O casarão, de 1940, foi vendido à iniciativa privada, mas o Ministério Público quer impedir a desocupação e entrou com uma ação na Justiça pedindo que a área seja considerada uma Zona de Proteção Cultural. Isso impediria a desocupação do espaço, afirma o promotor que cuida do caso.
A incorporadora Vila 11 comprou quase metade do quarteirão, nas ruas Augusta e Antônio Carlos, e planeja construir prédios de apartamentos para alugar.
Para o promotor Fernando Bolque, é preciso impedir “o chamado fato consumado”. “A partir do momento que você desocupa o imóvel, já tem o fato consumado. E fica mais fácil para a parte contrária, no caso a construtora, manter uma liminar para dar prosseguimento ao local.”
Ele diz que é uma “corrida contra o tempo”. “Porque o prazo da desocupação é o dia 28. Tenho acompanhado e tem até filme de despedida no cinema. A gente pede ao juízo para que não ocorra, que a gente tenha tempo maior e estudo no sentido. É um patrimônio histórico que, uma vez degradado, se ele não for tombado, isso se torna irreversível.”
Segundo o arquiteto e urbanista Francisco Luiz Scagliusi, o endereço “reúne as características necessárias para ser preservado. Não só porque funciona o cinema, mas pela história dele, de ser instalado o Instituto Goethe... Até hoje tem curso de cinema aqui. Ele presta um serviço para a cidade e para a sociedade paulistana. Então merece ser preservado".
A TV Globo pediu posicionamento para a Vila Onze, incorporadora que comprou os imóveis, mas, até a última atualização, não obteve resposta.
Ação do MP
O Ministério Público entrou com a ação de tutela antecipada de urgência contra a Prefeitura de São Paulo e a construtora Vila 11.
A ação de tutela antecipada de urgência protocolada na Vara de Fazenda Pública do Foro Central da capital paulista prevê que o munícipio de São Paulo, em nome de seu órgão de preservação histórica, o Conpresp, abra uma análise para enquadrar o cinema em uma Zona Especial de Preservação Cultural (Zepec/APC) para "impedir sua desocupação e a instalação de qualquer empreendimento imobiliário e comercial no local".
A ação elaborada pela 2ª promotora de Justiça do Meio Ambiente, Maria Gabriela Ahualli Steinberg, quer garantir o funcionamento do cinema até a decisão do Conpresp sobre o enquadramento ou não do cinema na Zepec/APC, sob pena de multa de R$ 5 mil por dia e do desfazimento forçado das obras do empreendimento.
Para encerrar as atividades, a curadoria decidiu exibir o filme 'A última Floresta', de Luiz Bolognesi, em duas sessões gratuitas que marcarão o fim definitivo daquele espaço, que desde 1995 era o point cinematográfico mais querido da cena paulistana.
O documentário de Bolognesi conta a história de resistência do povo Yanomami na terra indígena do Norte do País e aborda os constantes conflitos com garimpeiros, grileiros de terras e fazendeiros, para proteger a área deles, demarcas por lei.

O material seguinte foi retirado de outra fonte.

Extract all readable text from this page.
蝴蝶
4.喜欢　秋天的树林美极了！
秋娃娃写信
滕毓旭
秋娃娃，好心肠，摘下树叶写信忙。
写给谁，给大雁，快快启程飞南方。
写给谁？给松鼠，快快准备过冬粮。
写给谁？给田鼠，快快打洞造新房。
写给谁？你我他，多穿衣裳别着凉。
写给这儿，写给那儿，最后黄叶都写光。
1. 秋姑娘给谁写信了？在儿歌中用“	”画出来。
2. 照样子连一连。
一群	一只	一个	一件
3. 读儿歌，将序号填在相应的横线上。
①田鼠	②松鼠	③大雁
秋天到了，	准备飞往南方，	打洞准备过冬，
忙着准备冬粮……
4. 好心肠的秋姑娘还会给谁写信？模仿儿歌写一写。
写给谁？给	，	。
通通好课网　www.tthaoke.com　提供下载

O filme coleciona uma série de premiações relevantes no Brasil e no mundo. Entre eles, o Prêmio do Público no Festival de Berlim e Melhor Filme no Festival de Seul.
Cinema
Em comunicado distribuído à imprensa, o Espaço Itaú de Cinema lamentou o fim das atividades no imóvel alugado em março de 1995 e lembrou que a chegada do cinema na Rua Augusta ajudou a revitalizar a região através da cultura. Antes, a vida noturna do entorno era caracterizada apenas pela prostituição.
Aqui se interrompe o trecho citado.